Tribunal Administratif de Montpellier — Décision N° TA34-2201964

vendredi 6 décembre 2024

JuridictionTribunal Administratif de Montpellier
SectionTribunal Administratif de Montpellier
N° DossierTA34-2201964
TypeDécision
RecoursPlein contentieux
PublicationC
Formation3ème chambre
Avocat requérantCABINET DLA PIPER UK LLP

Résumé IA

Le Tribunal Administratif de Montpellier a rejeté la requête de la société PhaseView SARL, qui contestait un titre exécutoire émis par l’université de Montpellier pour le remboursement d’un trop-perçu de subventions européennes. Le tribunal a jugé que le titre était régulier, car le courrier d’accompagnement du président de l’université permettait d’identifier l’auteur de la décision, et que les bases de liquidation étaient suffisamment détaillées dans les échanges antérieurs. La demande de décharge de la somme de 34 619,79 euros a donc été rejetée, sans que soit examiné le fond de la créance. La décision s’appuie sur les articles L. 212-1 du code des relations entre le public et l’administration et 24 du décret n°2012-1246 du 7 novembre 2012.

Texte intégral

Vu la procédure suivante :

Par requête et mémoires, enregistrés les 19 avril 2022 et 20 janvier et 20 mars 2024, PhaseView SARL, représentée par Me Pentecoste, demande au tribunal d'annuler la facture valant titre exécutoire émise à son encontre le 9 février 2022 par l'université de Montpellier, de la décharger du paiement de la somme de 34 619,79 euros, et de mettre à la charge de l'université de Montpellier une somme de 10 000 euros au titre de l'article L. 761-1 du code de justice administrative.

Elle soutient que :

- le titre exécutoire ne permet pas d'identifier son auteur et n'est pas signé, et il méconnait l'article L212-1 du code des relations et l'administration ;

- la délégation produite en défense, non publiée, ne donne pas compétence à

M. C ;

- le titre n'indique pas les bases de liquidation, aucun document n'est joint, et il ne mentionne pas les documents prétendus précédemment adressés ;

- une partie de la créance, couts institutionnels de 21 750 euros, a fait l'objet d'un prélèvement à la source par l'université, conforme à l'article 3-3 de l'annexe IB du grant agreement ;

- la créance n'est pas fondée en droit, le délai d'un an pour accueillir la chercheuse ne figure pas dans l'article 32 du grant agreement, et il a été respecté, elle a été accueillie par le CNRS ;

- l'exclusion, fait générateur qu'elle a contesté, est disproportionnée, il n'y a pas de manquement grave prévu par l'article 50-3 ;

- M. A était incompétent pour la prononcer.
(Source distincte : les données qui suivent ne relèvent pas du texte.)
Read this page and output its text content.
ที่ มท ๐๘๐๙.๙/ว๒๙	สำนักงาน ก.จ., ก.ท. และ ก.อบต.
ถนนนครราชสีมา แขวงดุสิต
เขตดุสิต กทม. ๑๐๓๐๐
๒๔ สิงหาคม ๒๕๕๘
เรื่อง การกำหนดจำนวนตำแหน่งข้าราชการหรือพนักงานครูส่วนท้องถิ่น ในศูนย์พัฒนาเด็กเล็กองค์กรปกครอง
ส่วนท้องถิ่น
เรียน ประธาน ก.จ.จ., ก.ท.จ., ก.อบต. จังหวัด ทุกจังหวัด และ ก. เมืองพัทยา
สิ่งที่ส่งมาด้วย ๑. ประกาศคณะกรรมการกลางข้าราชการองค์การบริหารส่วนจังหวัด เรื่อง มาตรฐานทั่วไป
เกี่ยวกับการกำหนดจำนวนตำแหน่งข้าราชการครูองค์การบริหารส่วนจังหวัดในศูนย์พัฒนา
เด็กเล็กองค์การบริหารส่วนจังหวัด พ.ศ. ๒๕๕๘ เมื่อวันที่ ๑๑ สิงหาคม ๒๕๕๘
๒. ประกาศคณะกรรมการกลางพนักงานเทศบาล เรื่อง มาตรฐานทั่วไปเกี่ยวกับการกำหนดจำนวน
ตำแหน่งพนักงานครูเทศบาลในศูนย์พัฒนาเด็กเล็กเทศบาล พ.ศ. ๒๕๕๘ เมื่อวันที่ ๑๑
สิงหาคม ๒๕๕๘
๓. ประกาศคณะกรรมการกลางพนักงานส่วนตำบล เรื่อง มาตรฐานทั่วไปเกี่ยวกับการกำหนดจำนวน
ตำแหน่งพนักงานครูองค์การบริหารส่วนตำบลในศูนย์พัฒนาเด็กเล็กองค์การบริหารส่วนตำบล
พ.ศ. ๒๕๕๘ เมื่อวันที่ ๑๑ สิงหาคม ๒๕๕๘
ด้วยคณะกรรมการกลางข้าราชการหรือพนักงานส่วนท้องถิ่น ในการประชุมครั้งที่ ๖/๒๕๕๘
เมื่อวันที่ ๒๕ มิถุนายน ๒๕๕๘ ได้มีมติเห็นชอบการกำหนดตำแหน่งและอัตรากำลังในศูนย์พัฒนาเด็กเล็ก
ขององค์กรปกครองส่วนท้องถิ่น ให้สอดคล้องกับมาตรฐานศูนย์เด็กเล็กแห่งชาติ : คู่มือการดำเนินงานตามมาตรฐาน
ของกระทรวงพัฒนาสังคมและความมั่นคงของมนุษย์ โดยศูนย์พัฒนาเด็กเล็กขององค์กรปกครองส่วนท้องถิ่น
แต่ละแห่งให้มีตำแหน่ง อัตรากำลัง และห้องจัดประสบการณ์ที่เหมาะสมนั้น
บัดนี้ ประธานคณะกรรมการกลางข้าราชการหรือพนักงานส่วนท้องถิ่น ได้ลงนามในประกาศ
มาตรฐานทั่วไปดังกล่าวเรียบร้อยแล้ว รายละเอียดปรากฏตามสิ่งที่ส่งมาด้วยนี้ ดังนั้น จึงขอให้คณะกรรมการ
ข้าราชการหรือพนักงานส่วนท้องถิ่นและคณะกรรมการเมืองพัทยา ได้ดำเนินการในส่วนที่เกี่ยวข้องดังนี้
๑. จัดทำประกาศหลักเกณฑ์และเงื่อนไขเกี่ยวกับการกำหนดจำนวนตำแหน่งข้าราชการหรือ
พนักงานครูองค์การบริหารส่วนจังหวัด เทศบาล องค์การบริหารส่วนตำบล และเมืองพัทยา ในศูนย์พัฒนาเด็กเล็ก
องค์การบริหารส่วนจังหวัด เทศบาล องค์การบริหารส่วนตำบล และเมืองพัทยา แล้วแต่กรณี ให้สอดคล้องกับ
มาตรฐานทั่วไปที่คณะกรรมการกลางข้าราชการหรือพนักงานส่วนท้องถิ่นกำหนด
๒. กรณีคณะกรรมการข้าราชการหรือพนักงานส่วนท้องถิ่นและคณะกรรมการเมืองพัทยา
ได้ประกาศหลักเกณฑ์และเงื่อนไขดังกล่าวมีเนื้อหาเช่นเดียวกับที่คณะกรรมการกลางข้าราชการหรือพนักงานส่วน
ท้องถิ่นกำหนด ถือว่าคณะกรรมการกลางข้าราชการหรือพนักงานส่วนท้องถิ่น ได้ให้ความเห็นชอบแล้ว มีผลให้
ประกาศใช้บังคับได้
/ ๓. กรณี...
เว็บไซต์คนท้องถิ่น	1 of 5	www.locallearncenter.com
Par mémoires, enregistré les 20 janvier 2023 et 20 février 2024, l'université de Montpellier conclut au rejet du recours.

Elle soutient que les moyens invoqués sont infondés.

Par ordonnance du 21 février 2024 la clôture d'instruction a été fixée au 22 mars 2024 midi.

Vu les autres pièces du dossier.

Vu :

- le code des relations entre le public et l'administration

- le décret n°2012-1246 du 7 novembre 2012 ;

- le code de justice administrative.

Les parties ont été régulièrement averties du jour de l'audience.

Ont été entendus au cours de l'audience publique :

- le rapport de M. Rabaté, rapporteur,

- les conclusions de Mme Delon, rapporteure publique,

- les observations de Me Heckennoth, pour la requérante.

Considérant ce qui suit :

Sur l'exposé du litige :

1. La PhaseView SARL a été désignée attributaire, en consortium notamment avec l'université de Montpellier, coordonnateur, d'un projet de recherche européen sur le développement de méthodes d'imagerie sur les vertébrés, les participants et l'agence de recherche européenne, par délégation de la commission européenne, ayant signé le 26 aout 2016 un " accord de subventionnement " ou " Grant Agreement ", puis elle s'est retirée du consortium le 16 novembre 2019. Par sa requête, elle demande d'annuler la facture valant titre exécutoire émise à son encontre le 9 février 2022 par l'université de Montpellier, et de la décharger du paiement de la somme de 34 619,79 euros qui lui est réclamée au titre du

trop-perçu de subventions.

Sur la demande d'annulation et de décharge :

En ce qui concerne la régularité du titre exécutoire :

2. En vertu de l'article L. 212-1 du code des relations et l'administration " Toute décision prise par l'une des autorités administratives mentionnées à l'article 1er comporte, outre la signature de son auteur, la mention, en caractères lisibles, du prénom, du nom et de la qualité de celui-ci ".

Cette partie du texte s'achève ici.